The claimants were late in filing pre-trial checklists, paying to pay teh court fees and failing to prepare a trial bundle. The defendant applied to strike out the claim. The trial window went by.  The listing office attempted to serve a notice of default by fax.  At first instance the court refused to strike out the claim as there was insufficient evidence to show that the default had been transmitted to the claimant. It ordered that the claimants pay the costs of the application, the claimant failed to pay those costs.

The defendant appealed.


  • The claimants’ arguments relying on the court’s failure to serve a notice of default had no merit. The claimants could not rely on their own wrong-doing.
  • The CPR clearly imposed obligations to file the checklist and pay the hearing fees.
  • Even when no notice was served by the court the claimants were in breach.
  • The payment of court fees was mandatory and parties should pay them when they were due, not only after being pressed to do so.
  • The claimants argument that they had not known when to file the trial bundle was not acceptable.
  • When there was a short period where the trial was set the date for filing the trial bundle was calculated from the first date of the breach.

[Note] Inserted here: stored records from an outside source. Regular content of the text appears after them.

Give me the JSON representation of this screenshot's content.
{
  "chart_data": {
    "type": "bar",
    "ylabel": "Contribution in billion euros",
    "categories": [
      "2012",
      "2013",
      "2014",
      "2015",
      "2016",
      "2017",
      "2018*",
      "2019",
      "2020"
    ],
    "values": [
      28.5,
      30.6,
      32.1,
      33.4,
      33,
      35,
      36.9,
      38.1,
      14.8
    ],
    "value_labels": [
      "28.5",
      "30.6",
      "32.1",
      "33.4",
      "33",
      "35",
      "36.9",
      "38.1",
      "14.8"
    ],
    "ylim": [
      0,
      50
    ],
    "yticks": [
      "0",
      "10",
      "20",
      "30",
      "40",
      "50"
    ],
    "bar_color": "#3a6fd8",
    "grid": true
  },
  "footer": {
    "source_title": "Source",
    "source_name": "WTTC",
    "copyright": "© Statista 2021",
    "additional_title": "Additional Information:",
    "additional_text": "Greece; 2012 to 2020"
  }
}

Considering all the circumstances of the case, however, it was not appropriate to strike out the claim.

  • The behaviour of the claimants’ solicitors was worthy of real criticism.
  • However the case was ready for trial and it was not insubstantial.
  • The appropriate course was to allow the claim to proceed but to stay it until the claimants had paid the outstanding costs order, failing which the claim would be automatically struck out.